Key Terms in this Chapter

Zone of Proximal Development: The space between the tasks that learners can do individually without assistance and the tasks that learners cannot do, even when they have been given assistance.

Formative Assessments: Low-stakes assessments frequently given during a lesson to check for student understanding of content. These assessments allow teachers to address any preconceptions or misconceptions both prior to and during a lesson.

Self-Reflecting: The ability to evaluate one’s cognitive and behavioral process in a learning environment, giving serious thought to products created as a result of the knowledge gained.

Self-Monitoring: The ability to monitor one’s behavior and the impact that it has on an academic or social environment.

Scaffolding: Breaking learning into small, manageable pieces and assisting students when they experience struggles.
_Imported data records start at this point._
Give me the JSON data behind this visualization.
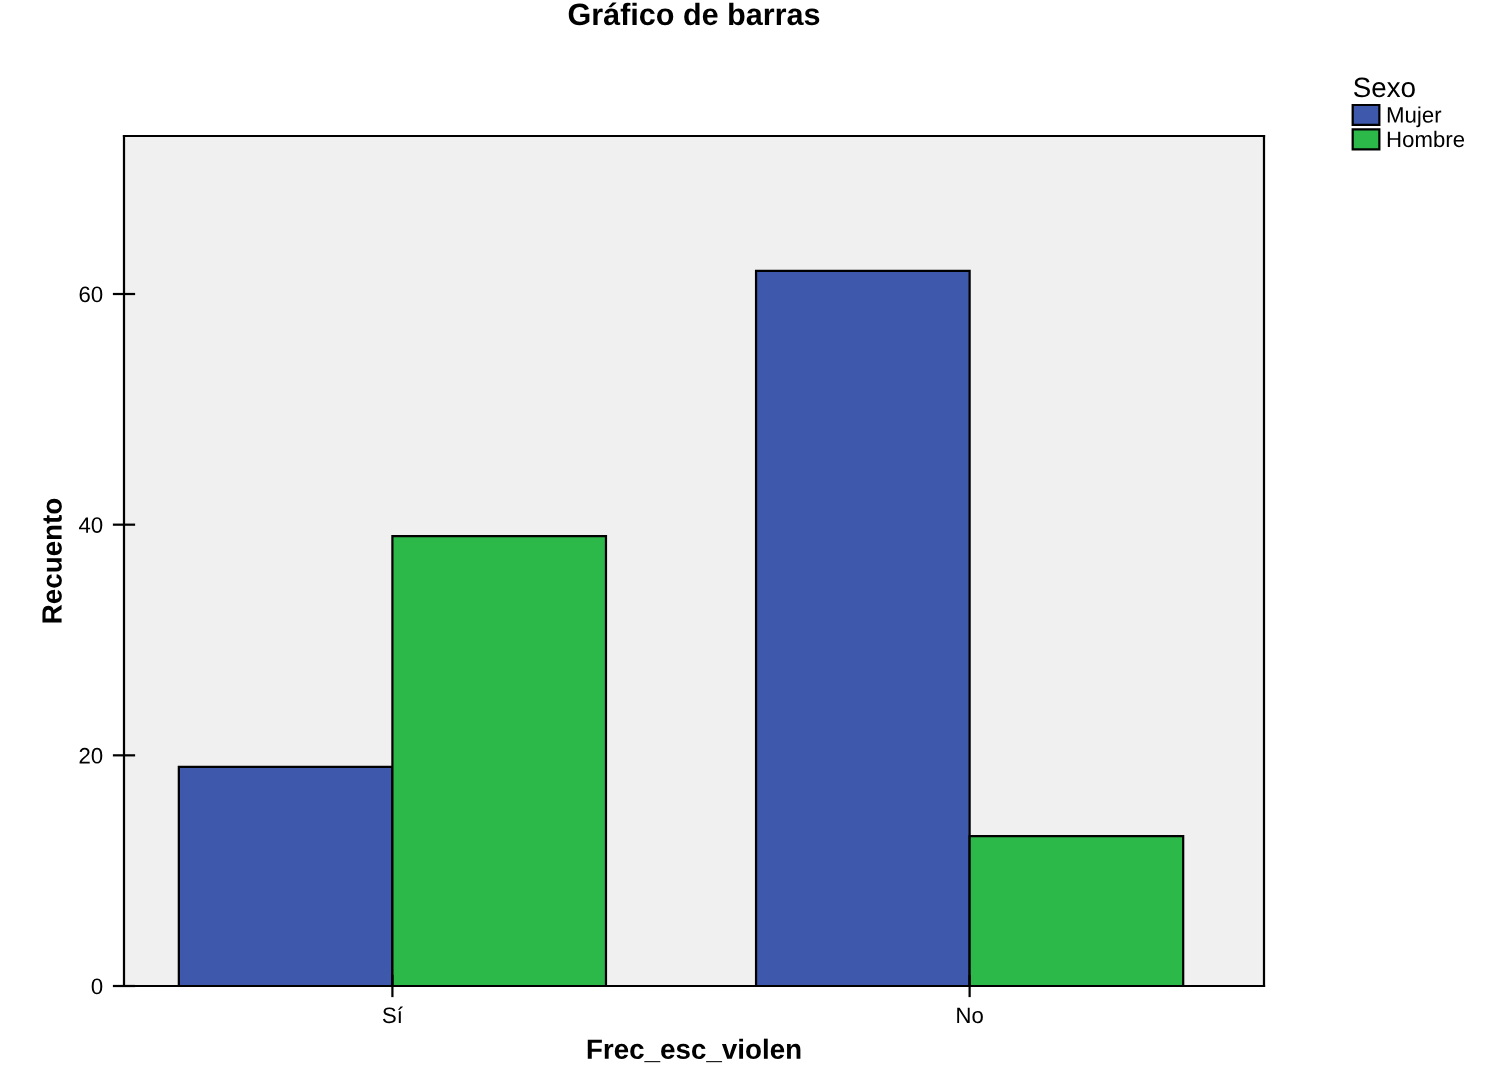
{
  "chart_data": {
    "type": "bar",
    "title": "Gráfico de barras",
    "xlabel": "Frec_esc_violen",
    "ylabel": "Recuento",
    "legend_title": "Sexo",
    "categories": [
      "Sí",
      "No"
    ],
    "series": [
      {
        "name": "Mujer",
        "color": "#3e58ac",
        "values": [
          19,
          62
        ]
      },
      {
        "name": "Hombre",
        "color": "#2db84a",
        "values": [
          39,
          13
        ]
      }
    ],
    "ylim": [
      0,
      73.7
    ],
    "yticks": [
      0,
      20,
      40,
      60
    ],
    "grid": false,
    "legend": "top right"
  }
}
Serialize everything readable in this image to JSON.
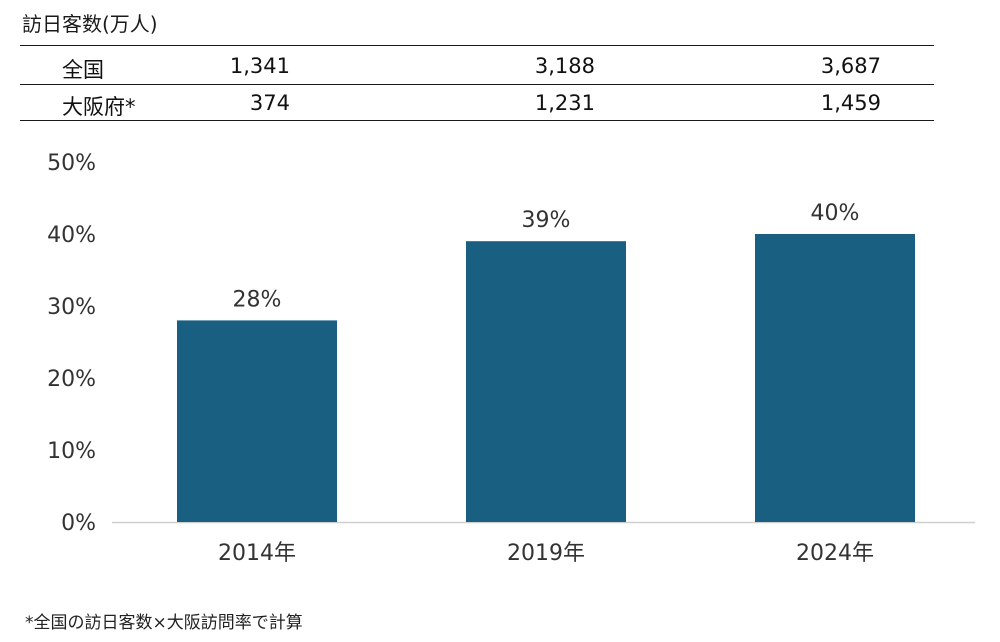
{
  "table": {
    "title": "訪日客数(万人)",
    "rows": [
      {
        "label": "全国",
        "values": [
          "1,341",
          "3,188",
          "3,687"
        ]
      },
      {
        "label": "大阪府*",
        "values": [
          "374",
          "1,231",
          "1,459"
        ]
      }
    ]
  },
  "chart_data": {
    "type": "bar",
    "categories": [
      "2014年",
      "2019年",
      "2024年"
    ],
    "values": [
      28,
      39,
      40
    ],
    "value_labels": [
      "28%",
      "39%",
      "40%"
    ],
    "ylim": [
      0,
      50
    ],
    "yticks": [
      0,
      10,
      20,
      30,
      40,
      50
    ],
    "ytick_labels": [
      "0%",
      "10%",
      "20%",
      "30%",
      "40%",
      "50%"
    ],
    "bar_color": "#185f82",
    "grid": false
  },
  "footnote": "*全国の訪日客数×大阪訪問率で計算"
}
This enables students to learn new concepts and skills through structured support.

Autonomous Learner: One who is responsible for the construction of his or her own learning.

Self-Instructing: Talking through a problem or task in order to reach a solution.

Metacognition: The process of thinking about thinking, self-reflection, and self-regulation of learning processes.

General Education Teacher: Teachers of students who make up the general population of students in a school or school system.

Summative Assessments: High-stakes assessments given at the end of a chapter, unit, or scholastic year. These assessments are a measure of what students have learned when compared to a standard or benchmark.